Komşumuz İran ise petrol ve doğalgaz konusunda dünyanın en önemli kaynaklarına sahip. Örneğin petrolde dünyanın dördüncü, doğalgazda ise dünyanın en büyük rezervlerine sahip bir ülke. Doğal kaynaklar yönünden böyle bir zenginliğe sahip olan İran, aynı zamanda petrokimya alanında da 55 milyon tonluk bir kapasiteye sahip. Ayrıca bu kapasiteyi büyütmek üzere sürekli yatırımlar yapıyor. Ülkenin amacı sahip olduğu doğal kaynakları işlenmemiş olarak ihraç etmek yerine petrokimyasal ürün olarak ihraç etmek.
Türkiye’nin toplam petrokimyasal mamul üretim kapasitesi yurtiçi talebin sadece yüzde 15’ini karşılayabiliyorken; İran’ın kendi iç piyasasından aldığı talep sadece 9 milyon ton. Bu nedenle petrokimya üretiminin minimum 46 milyon tonluk bölümünü ihraç etmek zorunda. Dolayısıyla komşumuz İran ile Türkiye’nin ihtiyaçları birbirini tam destekler ve tamamlar durumda.
Nükleer görüşmelerin olumlu sonuçlanması öncesi İran’a uygulanan yaptırımlar, İran’la Türkiye’nin bu konudaki işbirliğini güçleştirmişti ve birçok proje de beklemeye alınmıştı. Nitekim daha önceki yıllarda Ekonomi Bakanlığımızca gündeme getirilen Türkiye-İran Serbest Bölgesi gibi projeler artık hızlanacaktır.

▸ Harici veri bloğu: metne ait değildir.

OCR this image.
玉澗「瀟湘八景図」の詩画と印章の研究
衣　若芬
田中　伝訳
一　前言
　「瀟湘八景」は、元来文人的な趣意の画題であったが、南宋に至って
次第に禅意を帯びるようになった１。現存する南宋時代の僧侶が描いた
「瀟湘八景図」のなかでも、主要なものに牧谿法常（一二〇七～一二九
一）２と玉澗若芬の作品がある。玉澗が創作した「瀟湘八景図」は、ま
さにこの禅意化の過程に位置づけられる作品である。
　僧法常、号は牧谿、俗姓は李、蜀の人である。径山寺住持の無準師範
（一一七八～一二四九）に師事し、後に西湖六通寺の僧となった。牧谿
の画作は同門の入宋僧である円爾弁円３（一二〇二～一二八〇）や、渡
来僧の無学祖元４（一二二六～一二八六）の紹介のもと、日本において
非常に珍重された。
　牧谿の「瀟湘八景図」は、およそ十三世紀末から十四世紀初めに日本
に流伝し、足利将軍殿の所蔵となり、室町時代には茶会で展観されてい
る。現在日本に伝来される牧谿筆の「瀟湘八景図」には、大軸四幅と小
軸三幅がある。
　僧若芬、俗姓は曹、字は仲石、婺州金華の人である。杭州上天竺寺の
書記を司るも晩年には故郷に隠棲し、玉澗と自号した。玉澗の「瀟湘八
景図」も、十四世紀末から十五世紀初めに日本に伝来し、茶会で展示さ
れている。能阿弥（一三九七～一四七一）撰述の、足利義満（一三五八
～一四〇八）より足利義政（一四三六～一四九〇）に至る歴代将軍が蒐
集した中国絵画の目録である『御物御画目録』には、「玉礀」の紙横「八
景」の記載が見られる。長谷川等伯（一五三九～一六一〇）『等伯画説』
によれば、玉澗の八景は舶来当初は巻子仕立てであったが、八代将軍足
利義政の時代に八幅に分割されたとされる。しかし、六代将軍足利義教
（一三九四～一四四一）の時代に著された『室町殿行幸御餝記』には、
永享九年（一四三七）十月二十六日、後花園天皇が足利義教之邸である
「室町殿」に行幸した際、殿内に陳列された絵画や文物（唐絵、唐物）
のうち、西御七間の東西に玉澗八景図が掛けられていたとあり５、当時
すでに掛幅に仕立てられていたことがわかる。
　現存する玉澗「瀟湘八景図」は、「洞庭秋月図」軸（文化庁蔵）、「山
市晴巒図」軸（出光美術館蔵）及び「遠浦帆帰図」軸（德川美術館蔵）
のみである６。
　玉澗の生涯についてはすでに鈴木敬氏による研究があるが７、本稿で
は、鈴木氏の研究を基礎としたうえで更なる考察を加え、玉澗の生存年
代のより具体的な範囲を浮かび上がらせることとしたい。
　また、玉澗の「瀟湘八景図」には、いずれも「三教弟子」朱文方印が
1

Tüm bu projeler ve ticaretin liberalleşmesi Türk plastik mamul üreticilerinin hem İran’a ihracatını arttıracak hem de ihtiyaç duyduğumuz petrokimyasal hammaddeleri ticaretini kolaylaştıracaktır.
Türkiye-İran ticaretinde önemli bir nokta da; dünya ticaretinde en büyük engeli teşkil eden lojistik maliyetlerin iki komşu ülke arasında minimum düzeyde olmasıdır. Böyle bir yapı ile iki ülke ticareti arttığı gibi, iki ülkenin petrokimya ve plastik endüstrilerinin işbirliği; özellikle global pazarlarda çok güçlü ve rekabetçi bir ticaret ilişkisinin oluşmasına katkı sağlayacak ve Türk plastik sektörünün ihracat artışına önemli bir ivme kazandıracaktır.
Dünya çapında başarılı endüstrilerinden biri olan Türk plastik sektörünün tedarik sorunun çözümü için Türkiye’nin zengin doğal kaynak sahip ülkeleri ile uluslararası kümelenme modelli işbirliklerini artırmasının ülkemizin ekonomik gelişimi açısında büyük önem taşıdığına inanıyoruz. Böylece sektörümüzün hammaddesinin tedarik güvenliğini sağlamış, başarı grafiğinin devamlılığını garanti etmiş oluruz.